Todo o resto foi melhor. Lazer elevou a receita externa em 7,3%, para ¥38.398 milhões, e o lucro em 10,4%, para ¥3.831 milhões — é o segmento que abriga o Tokyo Skytree e o Tokyo Skytree Town, a rede Tobu Hotel, o Tobu Zoo e os resorts e barcos turísticos da região de Nikko, e portanto a exposição mais direta do grupo ao boom contínuo do turismo receptivo em Asakusa e Nikko. Imobiliário aumentou a receita externa em 10,4%, para ¥10.691 milhões, e o lucro em 22,3%, para ¥3.871 milhões, o maior crescimento de lucro entre todos os segmentos reportáveis e um lembrete de que a Tobu também é uma proprietária e incorporadora residencial relevante ao longo de suas próprias linhas; o balanço mostra terrenos e edifícios destinados à venda subindo para ¥35.957 milhões, ante ¥33.862 milhões, com mais estoque em preparação.

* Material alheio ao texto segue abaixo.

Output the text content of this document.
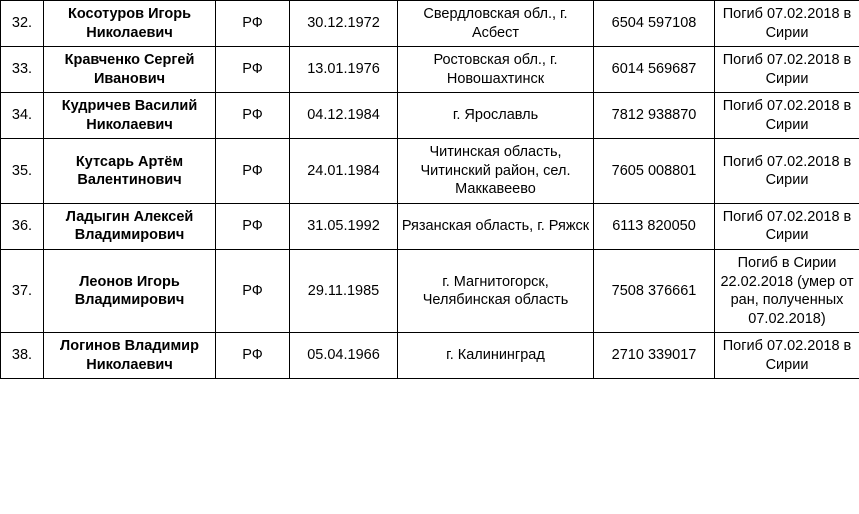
32.	Косотуров Игорь Николаевич	РФ	30.12.1972	Свердловская обл., г. Асбест	6504 597108	Погиб 07.02.2018 в Сирии
33.	Кравченко Сергей Иванович	РФ	13.01.1976	Ростовская обл., г. Новошахтинск	6014 569687	Погиб 07.02.2018 в Сирии
34.	Кудричев Василий Николаевич	РФ	04.12.1984	г. Ярославль	7812 938870	Погиб 07.02.2018 в Сирии
35.	Кутсарь Артём Валентинович	РФ	24.01.1984	Читинская область, Читинский район, сел. Маккавеево	7605 008801	Погиб 07.02.2018 в Сирии
36.	Ладыгин Алексей Владимирович	РФ	31.05.1992	Рязанская область, г. Ряжск	6113 820050	Погиб 07.02.2018 в Сирии
37.	Леонов Игорь Владимирович	РФ	29.11.1985	г. Магнитогорск, Челябинская область	7508 376661	Погиб в Сирии 22.02.2018 (умер от ран, полученных 07.02.2018)
38.	Логинов Владимир Николаевич	РФ	05.04.1966	г. Калининград	2710 339017	Погиб 07.02.2018 в Сирии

Distribuição — sobretudo a rede de supermercados Tobu Store e as operações de lojas de departamento e varejo de estação — elevou a receita externa em apenas 2,4%, para ¥41.535 milhões, mas converteu isso em uma alta de 24,4% no lucro, para ¥2.390 milhões, sobre uma margem de segmento estreita, mas em melhora, de 5,4%. O segmento residual Outros, que inclui os negócios de construção e serviços, foi o de maior crescimento: receita externa 21,3% maior, a ¥10.195 milhões, e lucro quase triplicado, a ¥1.179 milhões, ante ¥403 milhões. Somados, os quatro segmentos não ferroviários acrescentaram ¥2.310 milhões de lucro de segmento, contra ¥6 milhões da ferrovia.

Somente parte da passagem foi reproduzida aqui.